Voici un autre cas de corruption par l’argent. Barbara Harris, fondatrice de l’organisation caritative Project Prevention en Caroline du Nord offre 300 dollars aux consommatrices de stupéfiants qui se font stériliser ou utilisent un mode de contrôle des naissances à long terme. B. Harris justifie son action du fait que souvent des nouveaux-nés de mère toxicomane ont été parfois si intoxiqués in utero qu’ils présentent un syndrome de sevrage néo-natal et que nombre d’entre eux sont maltraités ou délaissés.

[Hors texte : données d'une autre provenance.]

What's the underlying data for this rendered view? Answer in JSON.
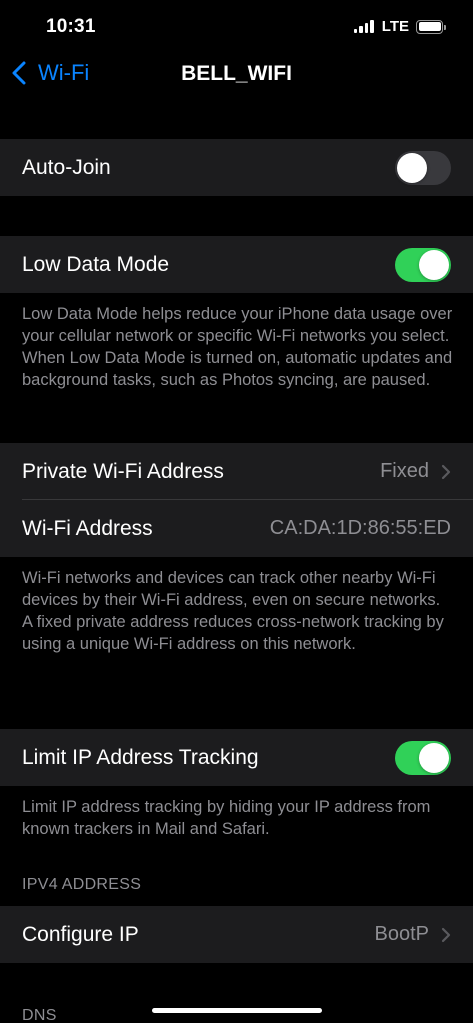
{
  "status_bar": {
    "time": "10:31",
    "network": "LTE"
  },
  "nav": {
    "back_label": "Wi-Fi",
    "title": "BELL_WIFI"
  },
  "auto_join": {
    "label": "Auto-Join",
    "enabled": false
  },
  "low_data_mode": {
    "label": "Low Data Mode",
    "enabled": true,
    "footer": "Low Data Mode helps reduce your iPhone data usage over your cellular network or specific Wi-Fi networks you select. When Low Data Mode is turned on, automatic updates and background tasks, such as Photos syncing, are paused."
  },
  "private_address": {
    "label": "Private Wi-Fi Address",
    "value": "Fixed",
    "wifi_address_label": "Wi-Fi Address",
    "wifi_address_value": "CA:DA:1D:86:55:ED",
    "footer": "Wi-Fi networks and devices can track other nearby Wi-Fi devices by their Wi-Fi address, even on secure networks.\nA fixed private address reduces cross-network tracking by using a unique Wi-Fi address on this network."
  },
  "limit_ip": {
    "label": "Limit IP Address Tracking",
    "enabled": true,
    "footer": "Limit IP address tracking by hiding your IP address from known trackers in Mail and Safari."
  },
  "ipv4": {
    "header": "IPV4 ADDRESS",
    "configure_label": "Configure IP",
    "configure_value": "BootP"
  },
  "dns": {
    "header": "DNS"
  },
  "colors": {
    "background": "#000000",
    "cell": "#1c1c1e",
    "accent": "#0a84ff",
    "toggle_on": "#30d158",
    "secondary_text": "#8e8e93"
  }
}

B. Harris argumente ainsi : « Pourquoi le droit d’une femme à procréer serait-il plus important que le droit de l’enfant à mener une vie normale ? ». Ce à quoi on peut objecter que ni l’acheteuse (Harris), ni la vendeuse (la toxicomane) n’évaluent la capacité procréatrice à leur juste valeur. « Les droguées qui se font stériliser pour de l’argent vendraient quelque chose qui ne doit pas être vendu –en monnayant leur capacité reproductive, elles cesseraient de la tenir pour un don ou un mandat dont l’exercice implique de respecter les normes habituelles de responsabilité et d’affection ».

Ouvrir un débat politique

Pour éviter de nous enfoncer toujours plus dans la société de marché, il faudrait « repenser le rôle et l’impact du marché, dans nos pratiques sociales tout autant que dans nos relations humaines et notre vie quotidienne.» Dans la mesure où le marché et les valeurs marchandes ont envahi des domaines où ils n’auraient jamais dû pénétrer, Sandel plaide pour l’ouverture d’un débat qui doit surmonter deux obstacles. Le premier concerne le pouvoir et le prestige persistants du raisonnement économique soi-disant rationnel et scientifique, le deuxième a trait au vide du discours politique. C’est parce que la politique est vide, sans contenu moral et spirituel qu’elle ne parvient pas « à s’atteler à la résolution de graves questions qui intéressent tout un chacun ». « Le désenchantement politique s’est approfondi à mesure que, frustrant de plus en plus de citoyens américains, notre système politique se révèle de moins en moins à même (…) de poser les questions les plus importantes ». Il convient d’admettre que les argumentations relatives aux conditions de la vie bonne font partie intégrante de la politique, alors que le marché séduit en partie parce qu’il ne prononce aucun jugement sur les préférences qu’il satisfait.

Guy Roustang

1.- Michael J. Sandel, Ce que l’argent ne saurait acheter. Préface de Jean-Pierre Dupuy. Ed. du Seuil. Points. 2014.

2.- Charles Péguy. Note conjointe sur M. Descartes et la philosophie cartésienne, Œuvres en prose complètes, NRF 1992, tome 3, p.1455.